China has dismissed the genocide allegation as “the lie of the century,” characterizing its campaign in Xinjiang as an innovative response to religious extremism and terrorism. A spokesman for China’s Foreign Ministry confirmed at a news briefing on Wednesday that Beijing would facilitate Ms. Bachelet’s trip, which he said should “promote exchange and cooperation on both sides.”
More than 40 mostly Western nations called on China last year to grant the U.N. and other independent researchers “immediate, meaningful and unfettered access to Xinjiang.”
Ms. Bachelet said in a video statement to the U.N. Human Rights Council on Tuesday that China had agreed to allow an advance team from her office to travel to China in April to pave the way for her visit. She didn’t disclose details of the arrangement and didn’t mention her office’s delayed report on Xinjiang.
Ms. Bachelet’s office said last September that it was completing its assessment of allegations of serious human-rights violations in Xinjiang.
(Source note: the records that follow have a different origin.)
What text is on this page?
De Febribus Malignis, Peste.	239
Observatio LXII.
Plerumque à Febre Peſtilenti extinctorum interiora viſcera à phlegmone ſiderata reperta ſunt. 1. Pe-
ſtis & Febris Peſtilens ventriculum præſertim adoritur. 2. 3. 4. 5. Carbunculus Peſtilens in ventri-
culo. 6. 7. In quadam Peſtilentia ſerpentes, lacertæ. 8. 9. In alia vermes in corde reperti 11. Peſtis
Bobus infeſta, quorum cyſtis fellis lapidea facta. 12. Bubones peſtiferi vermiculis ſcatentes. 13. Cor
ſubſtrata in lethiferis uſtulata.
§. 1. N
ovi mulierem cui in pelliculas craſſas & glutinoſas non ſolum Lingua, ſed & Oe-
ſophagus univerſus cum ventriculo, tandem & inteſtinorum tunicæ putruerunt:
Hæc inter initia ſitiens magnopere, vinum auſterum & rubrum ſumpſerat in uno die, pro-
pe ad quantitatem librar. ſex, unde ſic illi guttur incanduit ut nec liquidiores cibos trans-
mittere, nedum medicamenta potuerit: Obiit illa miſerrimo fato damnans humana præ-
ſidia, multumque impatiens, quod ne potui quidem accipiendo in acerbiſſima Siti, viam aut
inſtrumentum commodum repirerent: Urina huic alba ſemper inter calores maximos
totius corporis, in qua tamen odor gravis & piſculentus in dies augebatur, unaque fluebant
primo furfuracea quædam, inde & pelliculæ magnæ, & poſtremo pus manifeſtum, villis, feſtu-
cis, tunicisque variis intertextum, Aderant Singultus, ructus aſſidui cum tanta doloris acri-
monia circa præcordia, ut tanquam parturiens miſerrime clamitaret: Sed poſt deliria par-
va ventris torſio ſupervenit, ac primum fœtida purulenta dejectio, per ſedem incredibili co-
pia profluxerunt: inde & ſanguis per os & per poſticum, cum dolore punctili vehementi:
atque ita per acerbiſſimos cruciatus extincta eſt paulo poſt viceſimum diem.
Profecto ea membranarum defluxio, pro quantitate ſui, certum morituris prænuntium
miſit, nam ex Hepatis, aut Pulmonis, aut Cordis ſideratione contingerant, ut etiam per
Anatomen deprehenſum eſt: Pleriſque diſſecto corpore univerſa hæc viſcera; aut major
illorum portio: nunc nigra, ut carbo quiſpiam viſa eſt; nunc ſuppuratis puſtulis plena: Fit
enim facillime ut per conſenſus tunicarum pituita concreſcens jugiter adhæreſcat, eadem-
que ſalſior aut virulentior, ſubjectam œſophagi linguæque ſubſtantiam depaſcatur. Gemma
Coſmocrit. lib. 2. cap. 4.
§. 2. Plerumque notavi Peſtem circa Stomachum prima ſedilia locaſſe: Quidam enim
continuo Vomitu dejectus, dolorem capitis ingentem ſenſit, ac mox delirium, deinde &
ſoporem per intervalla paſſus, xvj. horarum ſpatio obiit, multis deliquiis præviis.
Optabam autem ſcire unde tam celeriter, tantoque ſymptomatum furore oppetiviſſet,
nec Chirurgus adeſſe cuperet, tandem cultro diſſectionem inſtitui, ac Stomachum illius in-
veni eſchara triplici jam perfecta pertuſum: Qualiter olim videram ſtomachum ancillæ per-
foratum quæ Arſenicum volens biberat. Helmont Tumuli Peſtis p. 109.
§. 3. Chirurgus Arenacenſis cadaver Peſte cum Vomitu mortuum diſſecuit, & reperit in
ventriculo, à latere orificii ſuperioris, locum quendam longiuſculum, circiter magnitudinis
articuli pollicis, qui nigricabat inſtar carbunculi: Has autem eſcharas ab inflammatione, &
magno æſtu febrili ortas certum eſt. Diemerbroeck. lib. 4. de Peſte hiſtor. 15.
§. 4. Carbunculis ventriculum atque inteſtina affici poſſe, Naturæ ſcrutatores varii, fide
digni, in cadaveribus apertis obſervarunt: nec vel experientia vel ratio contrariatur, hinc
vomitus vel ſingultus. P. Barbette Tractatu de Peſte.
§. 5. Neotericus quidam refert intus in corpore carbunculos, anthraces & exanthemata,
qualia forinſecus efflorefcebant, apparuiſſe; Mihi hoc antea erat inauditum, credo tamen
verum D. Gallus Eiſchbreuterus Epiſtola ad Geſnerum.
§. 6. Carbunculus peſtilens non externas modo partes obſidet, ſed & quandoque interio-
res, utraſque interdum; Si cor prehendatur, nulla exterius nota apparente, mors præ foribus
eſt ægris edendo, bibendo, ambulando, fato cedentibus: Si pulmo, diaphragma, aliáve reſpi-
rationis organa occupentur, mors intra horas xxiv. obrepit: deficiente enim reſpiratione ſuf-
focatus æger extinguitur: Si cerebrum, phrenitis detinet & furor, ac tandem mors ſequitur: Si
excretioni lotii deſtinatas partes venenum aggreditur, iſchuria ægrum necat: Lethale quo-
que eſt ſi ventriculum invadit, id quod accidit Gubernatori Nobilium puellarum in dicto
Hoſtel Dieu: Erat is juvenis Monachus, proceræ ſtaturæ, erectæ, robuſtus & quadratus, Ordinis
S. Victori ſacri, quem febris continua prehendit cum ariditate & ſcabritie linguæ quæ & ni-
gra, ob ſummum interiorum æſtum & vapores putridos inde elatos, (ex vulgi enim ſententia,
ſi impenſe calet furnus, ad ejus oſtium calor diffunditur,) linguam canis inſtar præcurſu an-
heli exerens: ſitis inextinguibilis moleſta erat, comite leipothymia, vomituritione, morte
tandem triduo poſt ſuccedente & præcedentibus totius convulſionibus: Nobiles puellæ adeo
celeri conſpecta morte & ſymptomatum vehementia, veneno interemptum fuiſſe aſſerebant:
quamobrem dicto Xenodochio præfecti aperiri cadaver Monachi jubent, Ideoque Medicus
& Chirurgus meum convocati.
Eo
Shortly after, her spokesman said the report would be released “in a matter of weeks.”
Some human-rights activists told The Wall Street Journal that they were concerned the U.N. pushed back publication of the report to accommodate China’s hosting of the Winter Olympics in February and to ensure a trip by Ms. Bachelet could take place.
A spokeswoman for the Office of the U.N. High Commissioner for Human Rights declined to comment.
Outside a Xinjiang detention center last year.
[Mark Schiefelbein/Associated Press]
“There’s an awful lot of deference to Beijing, and it’s not clear why,” said Human Rights Watch’s China director, Sophie Richardson.
Delaying the release of the Xinjiang report amounts to a failure by Ms. Bachelet to fulfill her mandate to investigate and seek redress for China’s human-rights violations, Ms. Richardson said, adding, “That’s the job.”
Ms. Richardson and other human-rights activists have urged the U.N. to move forward on its report regardless of the possibility and timing of on-the-ground access in Xinjiang, which they argue would be highly restricted by Chinese authorities.
Ms. Bachelet said her team’s visit would be subject to China’s Covid-19 restrictions. A quarantine period of up to three weeks is in place for all travelers to China.
The last time a high-level U.N. team visited Xinjiang to investigate human-rights conditions was in 2005, when Manfred Nowak, then the special rapporteur on torture for the U.N. Commission on Human Rights, was allowed to visit China on a fact-finding mission. Approval for Mr. Nowak’s trip came a decade after the U.N.’s initial request to the Chinese government.
Chinese state-security and public-security officials attempted to obstruct his work and frequently surveilled the team at their hotel, the U.N. reported in a summary of his two-week visit. Chinese officers intimidated a number of alleged victims and family members and told them not to speak with Mr. Nowak, the summary said.
Peter Irwin, a senior program officer for the Uyghur Human Rights Project, said Ms. Bachelet’s visit would face similar challenges.
“The Uyghurs there cannot speak openly, cannot speak publicly because they are so scared of retaliation by local authorities who were watching very closely,” he said.